The reason I bother routing through Claude instead of just using the built-in model: I want the thing that’s good at understanding a whole Laravel project at once and not fighting me on conventions. Pointing it at my .claude folder and a couple of skills, then saying “build the comic browser,” gets me a working controller faster than I’d type the boilerplate myself. I have a bunch of skills (in .md files) that I have developed over time and use on every new project I make.
Once you’re done with that, you can pull your own repo into it. No need to remember any git commands. Claude and Devin can just do the entire thing for you.
The comic engine, and why it’s sneakier than it looks
The visible product is simple: land on the page, see today’s strip, click forward and back through every strip ever. One comic at a time, like the newspaper page it’s pretending to be.
The clever bit is the publishing model. I don’t schedule comics. I forward-fill them.
I drop image files into a folder. The system reads them by recency and assigns each one a release date going forward from now.

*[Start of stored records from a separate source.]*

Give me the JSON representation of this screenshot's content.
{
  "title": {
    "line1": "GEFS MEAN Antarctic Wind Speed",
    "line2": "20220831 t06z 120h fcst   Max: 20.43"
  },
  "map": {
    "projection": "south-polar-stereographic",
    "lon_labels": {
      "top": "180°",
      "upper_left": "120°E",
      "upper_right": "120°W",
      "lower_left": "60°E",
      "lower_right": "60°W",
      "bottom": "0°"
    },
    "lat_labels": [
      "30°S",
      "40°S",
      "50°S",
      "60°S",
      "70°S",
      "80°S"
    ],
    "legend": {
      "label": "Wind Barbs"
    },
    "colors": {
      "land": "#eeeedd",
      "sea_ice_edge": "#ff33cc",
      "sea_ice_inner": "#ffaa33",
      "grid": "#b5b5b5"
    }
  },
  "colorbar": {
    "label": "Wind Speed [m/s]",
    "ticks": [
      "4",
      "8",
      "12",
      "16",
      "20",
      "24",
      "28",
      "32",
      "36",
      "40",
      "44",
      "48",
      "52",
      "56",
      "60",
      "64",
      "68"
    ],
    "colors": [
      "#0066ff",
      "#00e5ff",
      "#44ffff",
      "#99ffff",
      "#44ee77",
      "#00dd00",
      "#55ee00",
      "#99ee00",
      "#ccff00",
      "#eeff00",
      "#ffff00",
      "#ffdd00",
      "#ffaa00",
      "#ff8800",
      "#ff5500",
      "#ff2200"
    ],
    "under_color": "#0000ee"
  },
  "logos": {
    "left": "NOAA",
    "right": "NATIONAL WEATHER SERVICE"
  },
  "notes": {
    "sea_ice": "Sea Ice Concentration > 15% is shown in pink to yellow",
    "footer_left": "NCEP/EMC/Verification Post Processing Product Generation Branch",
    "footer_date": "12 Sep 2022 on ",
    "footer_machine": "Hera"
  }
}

Add two strips today and the system rolls one out tomorrow and one the day after — the file with the earliest timestamp gets the earliest slot. So I can batch a week of comics in one sitting, drop them in, and walk away. The site drip-feeds them on a schedule I never had to manually set. Build the pipeline once, never touch the calendar again.

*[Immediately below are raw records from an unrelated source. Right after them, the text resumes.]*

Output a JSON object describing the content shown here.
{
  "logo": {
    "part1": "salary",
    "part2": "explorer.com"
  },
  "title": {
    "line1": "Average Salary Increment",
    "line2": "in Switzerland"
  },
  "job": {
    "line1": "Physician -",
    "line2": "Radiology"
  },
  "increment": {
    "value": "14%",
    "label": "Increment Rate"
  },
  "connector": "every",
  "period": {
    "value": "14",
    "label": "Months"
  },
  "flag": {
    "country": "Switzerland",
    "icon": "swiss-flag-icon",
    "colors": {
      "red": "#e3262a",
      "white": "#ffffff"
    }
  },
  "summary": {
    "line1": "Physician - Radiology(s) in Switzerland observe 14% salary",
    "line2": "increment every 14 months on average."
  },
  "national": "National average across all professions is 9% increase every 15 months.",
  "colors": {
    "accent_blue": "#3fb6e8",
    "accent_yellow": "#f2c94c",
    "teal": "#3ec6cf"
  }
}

Every strip gets its own route and its own page (like https://startupkatt.com/comic/seed-round) rather than one Single Page App (SPA) hiding everything behind JavaScript. That’s a deliberate choice, and it’s the SEO/AEO play:
SEO: every comic is a real, crawlable, indexable page with its own title, alt text, and meta. A hundred strips is a hundred doors into the site, not one.
AEO: when an answer engine wants to cite a specific Startup Katt strip, there’s a clean canonical URL pointing at exactly that one. No “scroll to find it.” The page is the citation.
For a comic, this is the whole game. I never bolt marketing layers on after creating projects. I build the growth loops into my projects from day 1.
Turning readers into subscribers
Getting found is half of it. The other half is making sure a reader who shows up once can come back without remembering to. That’s what beehiiv is for.
I run the subscriber list on beehiiv, but I don’t send people off to a beehiiv-hosted form. The signup lives right on the comic page, and when someone subscribes I make the call to beehiiv over its API from the Laravel backend. Email goes in, beehiiv handles the list, the confirmation, the sending. The reader never leaves Startup Katt’s house.
The nice part of doing it API-side instead of with an embed: I own the form, the styling, and the placement. I can drop a “get the next strip in your inbox” prompt directly under a comic, fire it at beehiiv on submit, and keep the whole experience on my own routes. Same philosophy as the rest of the build, the boring infrastructure (list management, deliverability) is somebody else’s problem, and the part the reader actually touches is mine.
What I’d tell anyone who wants to set something up like this
Pick the boring stack for the boring parts. Or at least a stack you’re the most comfortable with. Don’t go new and flashy just because all the other kids are doing it. Laravel + Forge + DigitalOcean is unsexy and it just works. Save your weird ideas for the product, not the plumbing.
Treat the model as a teammate, not a wizard. Devin as the cockpit, Claude as the engine, me reviewing every diff. Don’t use too much of your brain - just get Claude and Devin to do everything. And I mean everything.
Bake distribution into the architecture. One route per comic wasn’t a nice-to-have I added later. It’s the reason the site is findable at all. SEO and AEO live in the routing table, not the marketing plan. Do the same for site analytics too.
Own the form, rent the infrastructure. beehiiv runs the list; I run the signup. API calls keep the reader on my pages and the deliverability headaches on someone else’s.
Old-school stack, new-school build loop.
Bonus tip. I didn’t do this because it was such a small project. But if I was making something bigger, I’d start with a full product strategy, then use Claude Design to design a site which appeals to my ICP etc. I’d add things like motion design/interaction design to make the site much more interesting on the eyes.